RAC Activity Increasing, But Hospitals Are Winning Claims, AHA Reports

The number of audits of Medicare claims conducted by recovery audit contractors (RACs) increased in the third quarter of 2012, according to a report by the American Hospital Association (AHA). RACs requested 21 percent more medical records from hospitals in the third quarter of 2012 than in the previous quarter, according to the AHA. Denials were up 23 percent and the dollar value of denials increased 26 percent. While audit activity increased, the AHA reported that 74 percent of appeals were decided in the hospital’s favor. The AHA prepared this report based on information submitted by 1,299 hospitals during the third quarter of 2012.
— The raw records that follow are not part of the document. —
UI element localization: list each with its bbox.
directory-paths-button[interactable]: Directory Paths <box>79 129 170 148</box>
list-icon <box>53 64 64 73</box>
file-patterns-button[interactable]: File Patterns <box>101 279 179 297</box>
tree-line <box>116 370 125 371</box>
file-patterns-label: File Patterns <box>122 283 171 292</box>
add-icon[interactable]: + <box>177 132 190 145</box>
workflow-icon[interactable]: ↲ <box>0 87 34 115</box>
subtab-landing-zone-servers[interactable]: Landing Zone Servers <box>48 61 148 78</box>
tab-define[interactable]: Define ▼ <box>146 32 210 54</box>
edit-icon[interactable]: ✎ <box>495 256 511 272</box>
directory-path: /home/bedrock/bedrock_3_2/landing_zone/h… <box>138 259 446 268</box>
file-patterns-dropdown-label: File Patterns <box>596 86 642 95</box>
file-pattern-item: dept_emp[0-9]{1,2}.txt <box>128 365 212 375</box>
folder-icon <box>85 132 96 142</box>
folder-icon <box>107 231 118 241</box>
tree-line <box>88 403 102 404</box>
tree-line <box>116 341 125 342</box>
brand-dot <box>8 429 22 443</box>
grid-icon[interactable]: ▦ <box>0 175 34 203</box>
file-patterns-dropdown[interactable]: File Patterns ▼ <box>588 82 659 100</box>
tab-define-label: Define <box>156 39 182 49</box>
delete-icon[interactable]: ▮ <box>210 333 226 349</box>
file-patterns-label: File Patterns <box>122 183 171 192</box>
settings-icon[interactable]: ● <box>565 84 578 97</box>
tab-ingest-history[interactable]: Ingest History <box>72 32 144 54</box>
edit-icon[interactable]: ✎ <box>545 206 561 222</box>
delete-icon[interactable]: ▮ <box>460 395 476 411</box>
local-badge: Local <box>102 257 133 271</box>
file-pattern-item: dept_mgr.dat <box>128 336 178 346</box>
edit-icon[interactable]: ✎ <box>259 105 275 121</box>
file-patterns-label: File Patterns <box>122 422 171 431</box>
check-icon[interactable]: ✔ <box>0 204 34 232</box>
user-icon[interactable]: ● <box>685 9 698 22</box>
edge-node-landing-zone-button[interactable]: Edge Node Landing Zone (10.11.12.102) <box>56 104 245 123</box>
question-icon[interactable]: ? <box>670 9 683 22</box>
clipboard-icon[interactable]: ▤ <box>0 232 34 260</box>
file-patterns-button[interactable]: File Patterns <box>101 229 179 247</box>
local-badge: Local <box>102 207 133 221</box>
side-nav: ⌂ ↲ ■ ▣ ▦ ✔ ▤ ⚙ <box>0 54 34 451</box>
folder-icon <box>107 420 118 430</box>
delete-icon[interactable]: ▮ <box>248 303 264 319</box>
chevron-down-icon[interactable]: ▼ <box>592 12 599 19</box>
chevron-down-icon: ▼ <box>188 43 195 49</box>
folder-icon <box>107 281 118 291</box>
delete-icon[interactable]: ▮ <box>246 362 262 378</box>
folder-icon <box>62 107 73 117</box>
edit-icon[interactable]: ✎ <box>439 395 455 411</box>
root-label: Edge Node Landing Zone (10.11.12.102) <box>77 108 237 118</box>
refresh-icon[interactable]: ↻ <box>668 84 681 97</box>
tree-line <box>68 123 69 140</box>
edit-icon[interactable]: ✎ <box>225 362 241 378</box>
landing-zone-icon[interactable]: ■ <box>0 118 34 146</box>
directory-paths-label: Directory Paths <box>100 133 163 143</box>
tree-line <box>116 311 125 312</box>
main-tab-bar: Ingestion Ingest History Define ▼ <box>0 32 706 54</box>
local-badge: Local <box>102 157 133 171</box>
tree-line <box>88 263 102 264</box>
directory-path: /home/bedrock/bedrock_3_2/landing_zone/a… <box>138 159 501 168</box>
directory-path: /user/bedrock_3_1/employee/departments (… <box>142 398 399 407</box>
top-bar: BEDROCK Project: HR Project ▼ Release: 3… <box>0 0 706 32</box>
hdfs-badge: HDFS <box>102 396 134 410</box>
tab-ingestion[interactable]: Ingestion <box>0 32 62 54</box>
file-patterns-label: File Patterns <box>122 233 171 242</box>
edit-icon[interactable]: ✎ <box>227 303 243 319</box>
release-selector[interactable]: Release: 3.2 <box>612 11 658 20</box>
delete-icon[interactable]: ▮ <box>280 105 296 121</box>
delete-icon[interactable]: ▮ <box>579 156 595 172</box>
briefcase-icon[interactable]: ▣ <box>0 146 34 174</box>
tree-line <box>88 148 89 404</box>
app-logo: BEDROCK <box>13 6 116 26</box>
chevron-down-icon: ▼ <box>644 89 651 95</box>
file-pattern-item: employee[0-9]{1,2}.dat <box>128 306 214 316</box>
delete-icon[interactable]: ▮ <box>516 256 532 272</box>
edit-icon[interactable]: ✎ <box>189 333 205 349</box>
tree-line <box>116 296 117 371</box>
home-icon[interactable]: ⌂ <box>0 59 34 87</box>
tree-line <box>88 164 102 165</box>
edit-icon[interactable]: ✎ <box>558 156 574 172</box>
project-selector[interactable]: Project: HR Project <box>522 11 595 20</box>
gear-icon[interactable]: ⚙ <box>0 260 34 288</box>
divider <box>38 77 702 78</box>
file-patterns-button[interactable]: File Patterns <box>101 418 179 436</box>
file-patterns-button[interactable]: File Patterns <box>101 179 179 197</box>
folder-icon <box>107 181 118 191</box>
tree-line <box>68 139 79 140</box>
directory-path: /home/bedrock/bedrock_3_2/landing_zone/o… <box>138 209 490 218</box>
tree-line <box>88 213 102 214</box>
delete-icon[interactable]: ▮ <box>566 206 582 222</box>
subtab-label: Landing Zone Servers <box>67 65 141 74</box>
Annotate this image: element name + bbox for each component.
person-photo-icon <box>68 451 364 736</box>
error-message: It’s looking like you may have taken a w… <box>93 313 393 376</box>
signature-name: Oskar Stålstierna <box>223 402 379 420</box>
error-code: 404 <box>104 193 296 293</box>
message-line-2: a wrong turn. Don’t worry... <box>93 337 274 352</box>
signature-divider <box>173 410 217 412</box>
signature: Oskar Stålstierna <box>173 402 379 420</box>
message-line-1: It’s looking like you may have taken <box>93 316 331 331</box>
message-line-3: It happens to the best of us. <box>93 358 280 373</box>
RACs use computer software to analyze Medicare payments to detect improper payments. RACs can also conduct complex reviews of payments. Complex reviews go over medical records and other medical documentation to identify improper payments. Improper payments include incorrect payment amounts, incorrectly coded services, and services that were provided that were not covered by Medicare. RACs retain a small percentage of the amount of money they recover from overpayments.

RAC Activity

Nearly 9 out of 10 hospitals reported involvement with a RAC in the second and third quarters of 2012, according to the AHA. Since the inception of the RAC program, the AHA reports that RACs have issued 64,577 automated denials to hospital; 200,941 complex denials; and have made 662,710 requests for medical records. This represents a RAC review of $6.1 billion in Medicare claims made by hospitals since the program began. Through the third quarter of 2012, RACs denied $1.1 billion in Medicare claims; an increase of 26 percent from the second quarter of 2012. The great majority of this amount, 96 percent, was denied following an examination of medical records and other documents.

The most commonly cited reason for a complex denial was a short stay that was determined to be medically unnecessary. Inpatient coding was the second most common reason for a complex denial, according to the AHA. More than 60 percent of the denials for medically unnecessary short stays were because the care was provided in the wrong setting, not because the care was not medically necessary. Outpatient billing errors were the largest source of RAC automated denials. Outpatient coding errors were the second largest source of automated denials.


Hospitals reported that they appealed 40 percent of all RAC denials. Of the claims that completed the appeals process 74 percent were overturned in favor of the hospital, and one-third of participating hospitals reported that a denial was reversed during a discussion period. Hospitals in the Northeast reported an 82 percent success rate in appealing a claim denied by a RAC. AHA reports that 60 percent of all medical records reviewed by RACs did not contain an improper payment and 58 percent of RAC denials that were overturned were found to be medically necessary.

Not receiving a demand letter informing the hospital of a RAC denial is the most common performance issue reported by hospitals with 51 percent saying that this has occurred. Other problems include difficulties in reconciling pending and actual recoupments due to insufficient or confusing information on a remittance statement; demand letters that lacked a detailed explanation of the reason for the claim denial; and delays between the time of the review results and the receipt of the demand letter. In addition, hospitals reported that nearly three-fourths of all appealed claims were still in the appeal process. Finally, hospitals reported that they were not receiving education from RACs on how to avoid payment errors. Fifty-nine percent reported not receiving any education on how to avoid claims errors.